Parda nie sprecyzował, którego kandydata na prezydenta Kielc LPR poprze. Dał jednak do zrozumienia, że mógłby to być zmierzający do reelekcji, obecny prezydent miasta Wojciech Lubawski, pod warunkiem, że jego kandydatura uzyska poparcie także innych partii prawicowych.
Zgodnie z wytycznymi władz krajowych LPR, świętokrzyska Liga wystawi własną listę kandydatów do sejmiku wojewódzkiego. "W powiatach i gminach jest szeroka zgoda na tworzenie koalicji wyborczych" - dodał Parda.
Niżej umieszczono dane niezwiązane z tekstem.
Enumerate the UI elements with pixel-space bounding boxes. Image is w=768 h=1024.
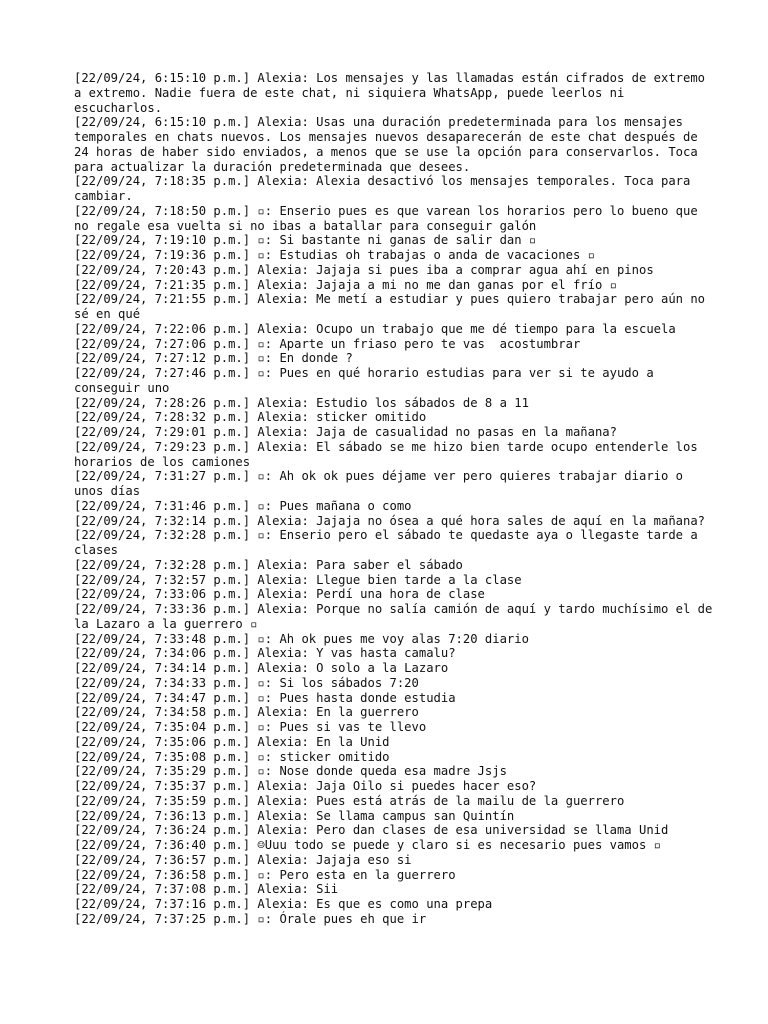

Według niego, lokalne władze partyjne będą miały dużą samodzielność w kształtowaniu list kandydatów.
Jeden z liderów LPR, wicemarszałek Sejmu Marek Kotlinowski, odniósł się w Kielcach do niedawnej rezolucji Parlamentu Europejskiego wskazującej Polskę jako jeden z krajów, w którym doszło do "wzrostu nietolerancji powodowanej rasizmem, ksenofobią, antysemityzmem i homofobią". "LPR stanowczo sprzeciwia się temu, że Niemcy dziś wiedzą lepiej, czym jest tolerancja, a Belgia, czy Holandia - w jakim środowisku mają wzrastać dzieci" - powiedział.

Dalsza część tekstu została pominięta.